Estimating mean time to failure with survreg/flexsurvreg with standard error

Question

I am trying to estimate the mean time to failure for a Weibull distribution fitted to some survival data with flexsurvreg from the flexsurv package. I need to be able to estimate the standard error for use in a simulation model.

Using flexsurvreg with the lung data as an example;

require(flexsurv)
lungS <- Surv(lung$time,lung$status)
lungfit <- flexsurvreg(lungS~1,dist="weibull")
lungfit

Call:
flexsurvreg(formula = lungS ~ 1, dist = "weibull")

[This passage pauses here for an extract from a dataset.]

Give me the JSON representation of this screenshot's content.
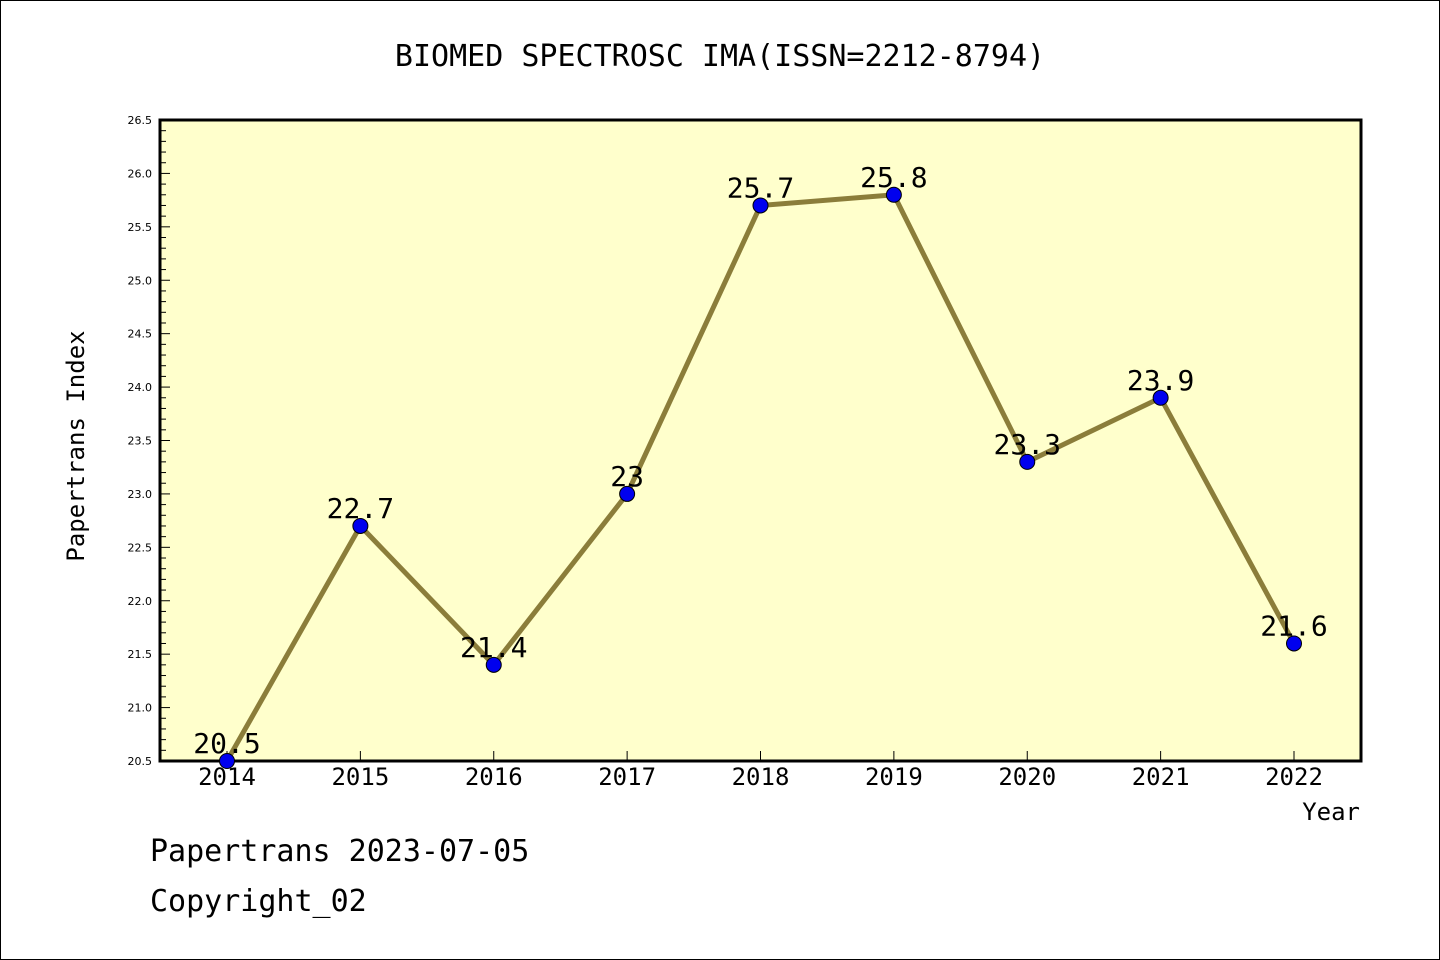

Maximum likelihood estimates: 
est   L95%   U95%
shape   1.32   1.14   1.52
scale 418.00 372.00 469.00

N = 228,  Events: 165,  Censored: 63
Total time at risk: 69593
Log-likelihood = -1153.851, df = 2
AIC = 2311.702

Now, calculating the mean is just a case of plugging in the estimated parameter values into the standard formula, but is there an easy way of getting out the standard error of this estimate? Can survreg do this?

Answer 1

In flexsurv version 0.2, if x is the fitted model object, then x$cov is the covariance matrix of the parameter estimates, with positive parameters on the log scale. You could then use the asymptotic normal property of maximum likelihood estimators. Simulate a large number of multivariate normal vectors, with the estimates as means, and this covariance matrix (using e.g. rmvnorm from the mvtnorm package). This gives you replicates of the parameter estimates under sampling uncertainty. Calculate the corresponding mean survival for each replicate, then take the SD or quantiles of the resulting sample to get the standard error or a confidence interval.